Scenes from the ‘Opt-Out’ Craze


Having taken the read of some of the shrewder health care policy nerds, it seems that the Carper/Schumer Public Option ‘opt-out’ compromise may really be a winner in policy terms. As I tentatively argued this morning, it would seem to get you a sufficiently large and nationally based plan that would provide the negotiating leverage that is the key to a successful public option. And, again, assuming the plan worked as advertised in the ‘in’ states, there’d be growing political pressure for the hold out states to come on board.

That’s the policy side of the equation. For the political calculus, the ability for states to opt out would deflate some of the 10th Amendment/government take over/death panel freak show and give conservative Democrats enough breathing room to come on board. And a number of key conservative Dems as well as liberals seemed to warm to the idea.

Over the course of the day though it became clear that none of the key power centers — not the White House or the Dem leadership in either chamber — seemed at all interested. From some of the leadership sources we spoke to, the idea seemed to be: ‘Sure, interesting idea. And a lot of people are talking about it. But it’s just not on the radar for the leadership. So why are we talking about this?’I confess that something did sound a little off to me about the proposition that differing factions agreeing on one palatable policy option was irrelevant since it’s not what the leadership is focused on. Especially because I’m not sure the leadership has inspired a great deal of confidence in their ability to pilot this ship to port. But that’s one clear part of the equation.

Another issue is just what votes such a compromise would secure. If 3/4 loaf doesn’t secure more votes or enough votes more, you might as well stick with a whole loaf. And this issue just isn’t clear yet. Republicans have made clear that they’ll oppose any form of public option, indeed likely any reform bill at all. So you’re still working with 60 Democrats and potentially Olympia Snowe to get to 60. Some seem to think you still can’t get to 60 with this. But that’s their line.

Then there’s the issue of people in opting-out states — a point about which we’ve received many emails today.

The general assumption is that the opt-out states would be heavily red, disproportionately small in population and centered in the Mountain West and the South. And a number of people from these states wrote in today saying, Why is this such a great idea if it leaves me high and dry? It’s a good question. And I think there’s a decent issue of principle at stake in reform being national. We didn’t do opt-outs for Medicare or Civil Rights (we’ll okay, for a while, but not eventually) or Social Security (labor laws provide something of a counter-example). So why now? 10th Amendment gonzos notwithstanding, we are a national community, one people. So if reform is needed it should be for everyone.

I get that point and in many ways agree with it. But I don’t find it sufficient in this case. As I suggested earlier, an opt-out would create an interesting and somewhat controlled experiment. We’d get to see how a public option and the lack thereof affected insurance markets in different states. If the public option really is a good idea and it works to lower prices and foster competition, I think you’d in short order have a lot of political pressure on Republican opt-out governors to let their citizens have access to lower costs too.

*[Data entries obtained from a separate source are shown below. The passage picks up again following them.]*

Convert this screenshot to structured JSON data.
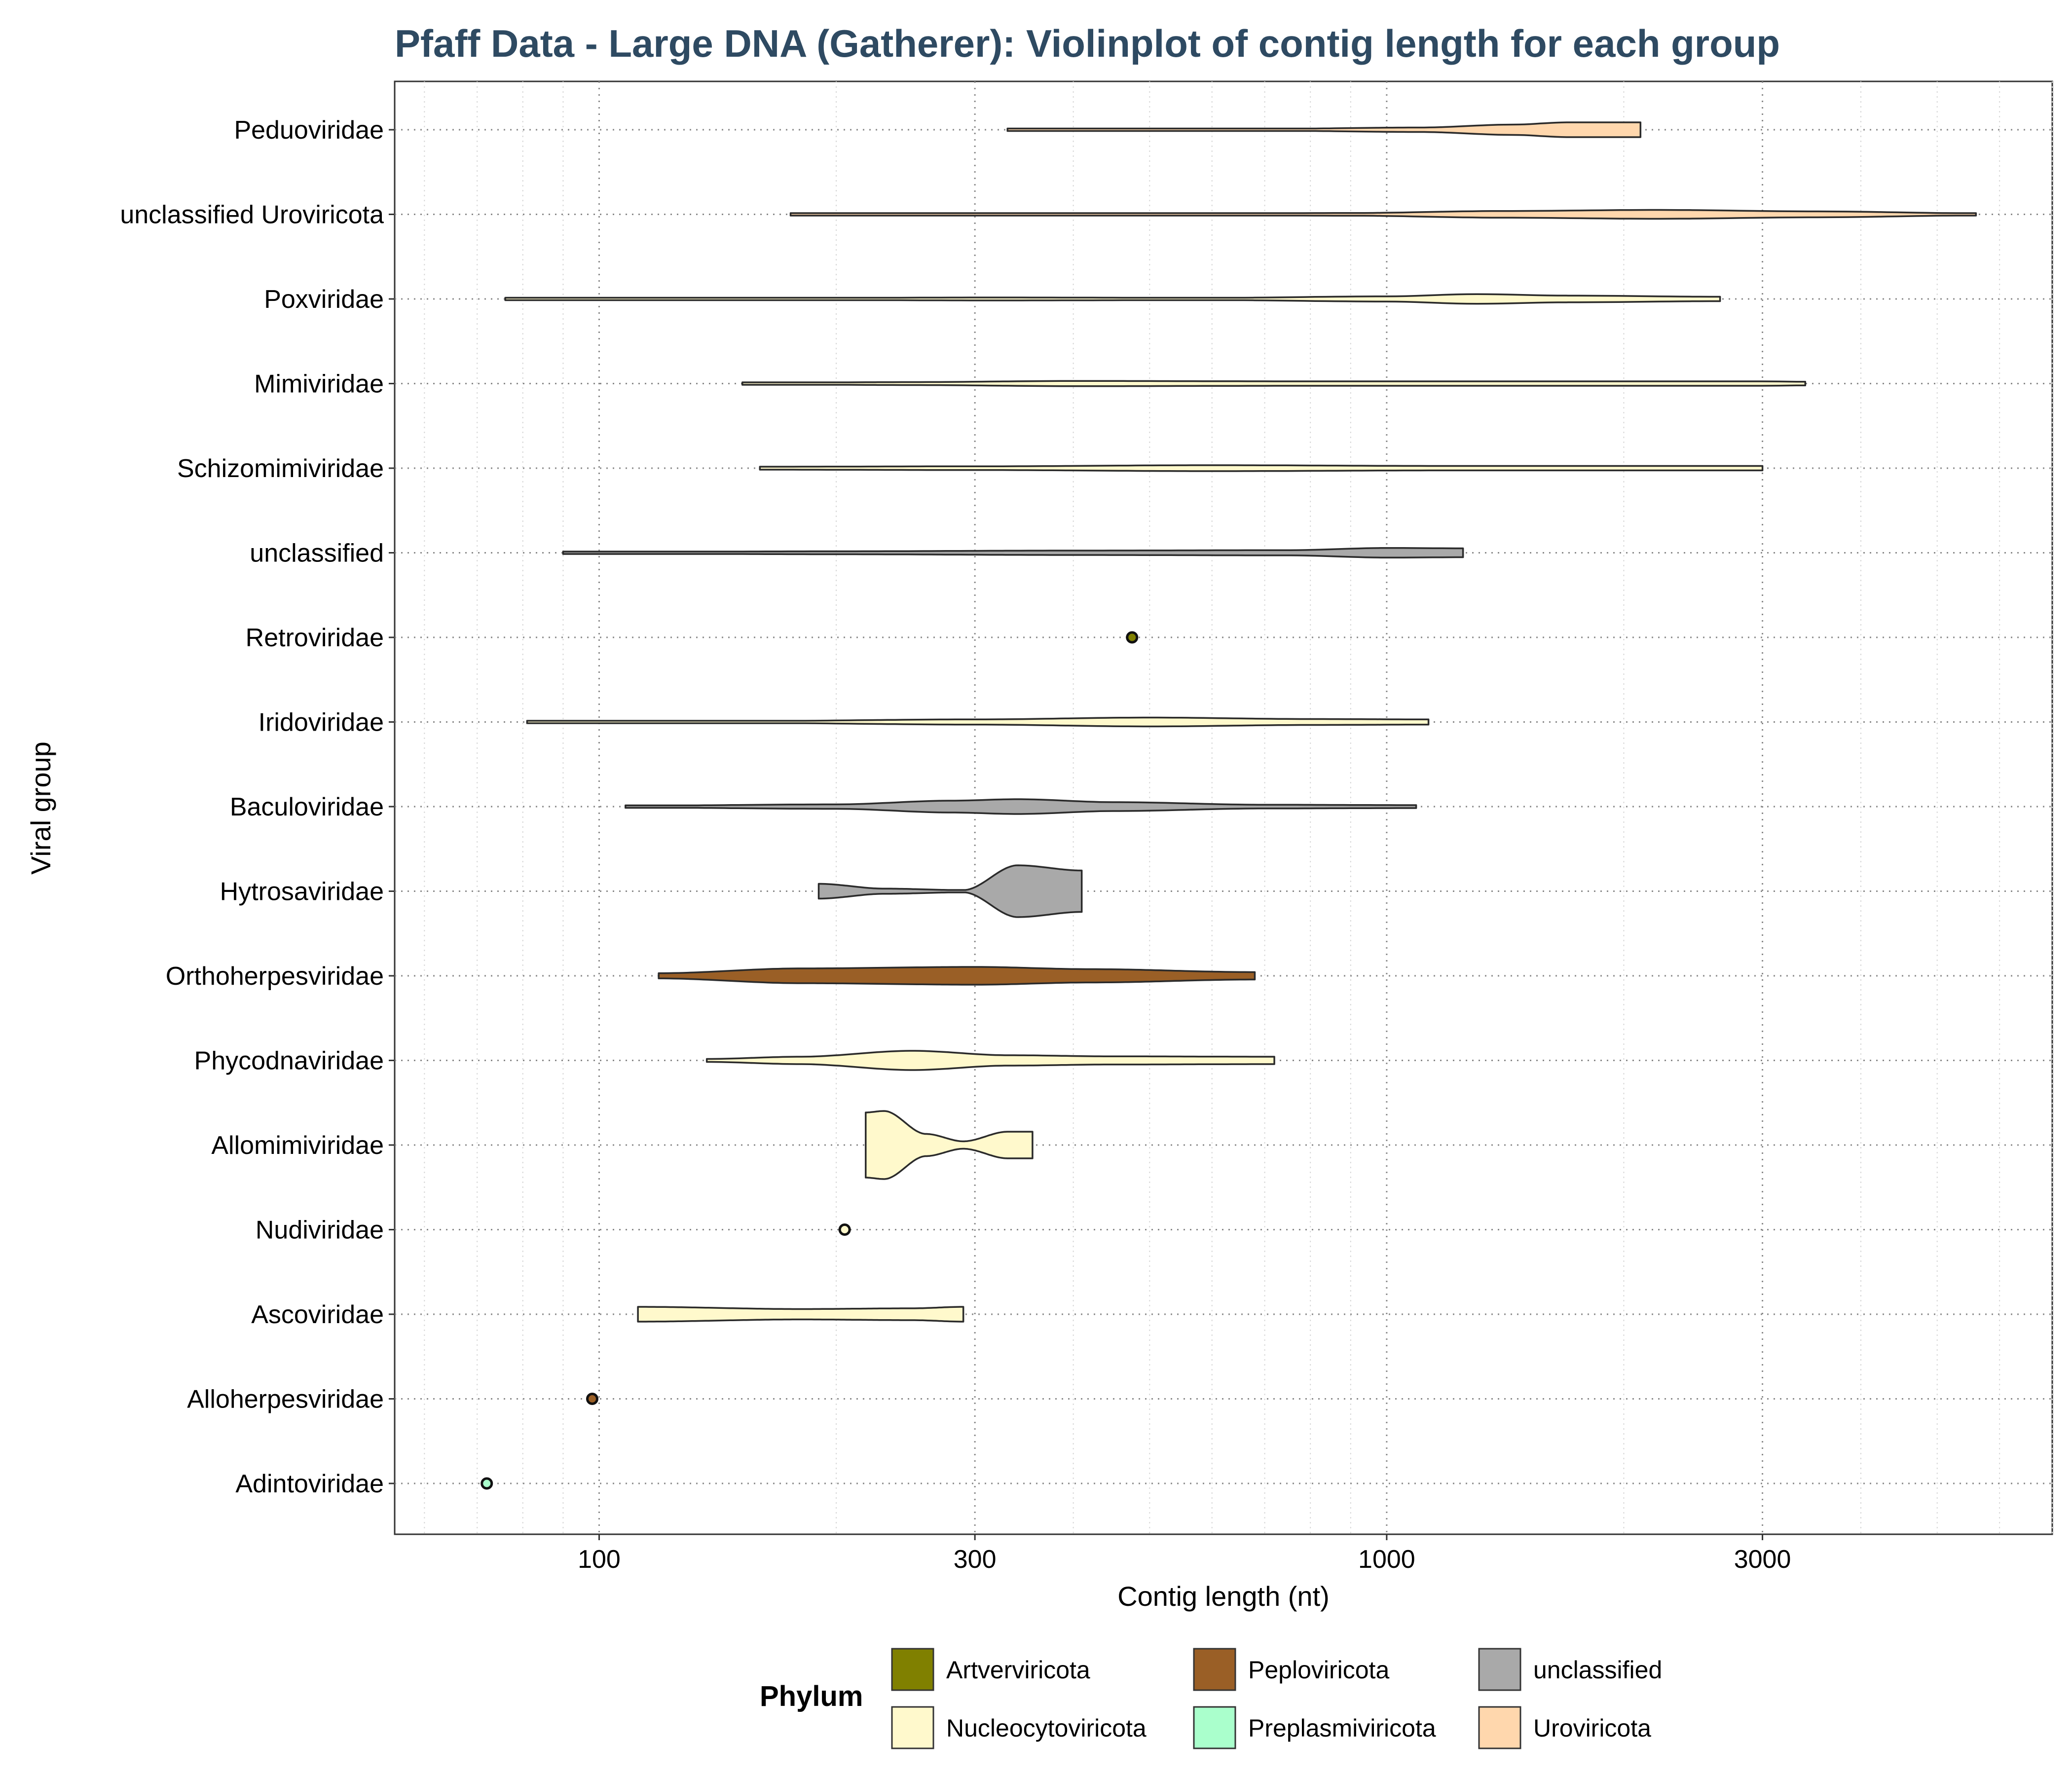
{
  "chart_data": {
    "type": "violin",
    "title": "Pfaff Data - Large DNA (Gatherer): Violinplot of contig length for each group",
    "xlabel": "Contig length (nt)",
    "ylabel": "Viral group",
    "x_scale": "log10",
    "xlim": [
      55,
      7000
    ],
    "x_ticks": [
      100,
      300,
      1000,
      3000
    ],
    "x_tick_labels": [
      "100",
      "300",
      "1000",
      "3000"
    ],
    "grid": true,
    "legend_title": "Phylum",
    "legend_position": "bottom",
    "legend": [
      {
        "label": "Artverviricota",
        "color": "#808000"
      },
      {
        "label": "Peploviricota",
        "color": "#9a5f26"
      },
      {
        "label": "unclassified",
        "color": "#a9a9a9"
      },
      {
        "label": "Nucleocytoviricota",
        "color": "#fff9cc"
      },
      {
        "label": "Preplasmiviricota",
        "color": "#aaffcc"
      },
      {
        "label": "Uroviricota",
        "color": "#ffd7ad"
      }
    ],
    "groups": [
      {
        "name": "Peduoviridae",
        "phylum": "Uroviricota",
        "min": 330,
        "max": 2100,
        "density": [
          [
            330,
            0.08
          ],
          [
            700,
            0.12
          ],
          [
            1100,
            0.3
          ],
          [
            1450,
            0.7
          ],
          [
            1700,
            1.0
          ],
          [
            2100,
            1.0
          ]
        ]
      },
      {
        "name": "unclassified Uroviricota",
        "phylum": "Uroviricota",
        "min": 175,
        "max": 5600,
        "density": [
          [
            175,
            0.15
          ],
          [
            500,
            0.08
          ],
          [
            900,
            0.18
          ],
          [
            1400,
            0.45
          ],
          [
            2200,
            0.6
          ],
          [
            3500,
            0.4
          ],
          [
            5600,
            0.15
          ]
        ]
      },
      {
        "name": "Poxviridae",
        "phylum": "Nucleocytoviricota",
        "min": 76,
        "max": 2650,
        "density": [
          [
            76,
            0.06
          ],
          [
            150,
            0.1
          ],
          [
            320,
            0.2
          ],
          [
            600,
            0.15
          ],
          [
            1000,
            0.35
          ],
          [
            1300,
            0.65
          ],
          [
            1700,
            0.45
          ],
          [
            2650,
            0.3
          ]
        ]
      },
      {
        "name": "Mimiviridae",
        "phylum": "Nucleocytoviricota",
        "min": 152,
        "max": 3400,
        "density": [
          [
            152,
            0.1
          ],
          [
            250,
            0.2
          ],
          [
            400,
            0.35
          ],
          [
            800,
            0.3
          ],
          [
            1500,
            0.3
          ],
          [
            3000,
            0.3
          ],
          [
            3400,
            0.25
          ]
        ]
      },
      {
        "name": "Schizomimiviridae",
        "phylum": "Nucleocytoviricota",
        "min": 160,
        "max": 3000,
        "density": [
          [
            160,
            0.2
          ],
          [
            300,
            0.25
          ],
          [
            600,
            0.4
          ],
          [
            1200,
            0.3
          ],
          [
            3000,
            0.3
          ]
        ]
      },
      {
        "name": "unclassified",
        "phylum": "unclassified",
        "min": 90,
        "max": 1250,
        "density": [
          [
            90,
            0.08
          ],
          [
            200,
            0.2
          ],
          [
            400,
            0.3
          ],
          [
            750,
            0.35
          ],
          [
            1000,
            0.65
          ],
          [
            1250,
            0.6
          ]
        ]
      },
      {
        "name": "Retroviridae",
        "phylum": "Artverviricota",
        "min": 475,
        "max": 475,
        "density": []
      },
      {
        "name": "Iridoviridae",
        "phylum": "Nucleocytoviricota",
        "min": 81,
        "max": 1130,
        "density": [
          [
            81,
            0.06
          ],
          [
            150,
            0.12
          ],
          [
            300,
            0.35
          ],
          [
            500,
            0.6
          ],
          [
            800,
            0.4
          ],
          [
            1130,
            0.35
          ]
        ]
      },
      {
        "name": "Baculoviridae",
        "phylum": "unclassified",
        "min": 108,
        "max": 1090,
        "density": [
          [
            108,
            0.12
          ],
          [
            200,
            0.3
          ],
          [
            280,
            0.8
          ],
          [
            340,
            1.0
          ],
          [
            450,
            0.6
          ],
          [
            700,
            0.25
          ],
          [
            1090,
            0.2
          ]
        ]
      },
      {
        "name": "Hytrosaviridae",
        "phylum": "unclassified",
        "min": 190,
        "max": 410,
        "density": [
          [
            190,
            1.0
          ],
          [
            230,
            0.35
          ],
          [
            290,
            0.15
          ],
          [
            340,
            3.5
          ],
          [
            410,
            2.8
          ]
        ]
      },
      {
        "name": "Orthoherpesviridae",
        "phylum": "Peploviricota",
        "min": 119,
        "max": 680,
        "density": [
          [
            119,
            0.35
          ],
          [
            180,
            1.0
          ],
          [
            300,
            1.2
          ],
          [
            420,
            0.9
          ],
          [
            680,
            0.5
          ]
        ]
      },
      {
        "name": "Phycodnaviridae",
        "phylum": "Nucleocytoviricota",
        "min": 137,
        "max": 720,
        "density": [
          [
            137,
            0.2
          ],
          [
            180,
            0.5
          ],
          [
            250,
            1.3
          ],
          [
            330,
            0.7
          ],
          [
            450,
            0.55
          ],
          [
            720,
            0.5
          ]
        ]
      },
      {
        "name": "Allomimiviridae",
        "phylum": "Nucleocytoviricota",
        "min": 218,
        "max": 355,
        "density": [
          [
            218,
            4.4
          ],
          [
            230,
            4.6
          ],
          [
            260,
            1.5
          ],
          [
            290,
            0.5
          ],
          [
            330,
            1.8
          ],
          [
            355,
            1.8
          ]
        ]
      },
      {
        "name": "Nudiviridae",
        "phylum": "Nucleocytoviricota",
        "min": 205,
        "max": 205,
        "density": []
      },
      {
        "name": "Ascoviridae",
        "phylum": "Nucleocytoviricota",
        "min": 112,
        "max": 290,
        "density": [
          [
            112,
            1.0
          ],
          [
            180,
            0.7
          ],
          [
            250,
            0.8
          ],
          [
            290,
            1.0
          ]
        ]
      },
      {
        "name": "Alloherpesviridae",
        "phylum": "Peploviricota",
        "min": 98,
        "max": 98,
        "density": []
      },
      {
        "name": "Adintoviridae",
        "phylum": "Preplasmiviricota",
        "min": 72,
        "max": 72,
        "density": []
      }
    ]
  }
}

So the assumption I’m operating on is that an opt-out regime would nevertheless create real momentum for adoption nationwide. Second, getting something good for most people in the country simply shouldn’t be hostage to a limited number of hold out states. It would be national in as much as it would be available to every state — sort of a public option option, you might say. And at the end of the day the citizens of opt-out states need to and I think should be able to force the matter through their own state governments if it becomes clear that the public option is improving costs and access in other parts of the country.

All that said, it’s important to emphasize that for now this does seem like the outside-the-box thinking of a couple Democratic senators, not the state of play for key leaders in Congress or the White House. Just speaking for myself, though, it’s the one ‘compromise’ I’ve heard of that sounds like it might be the way to thread the needle.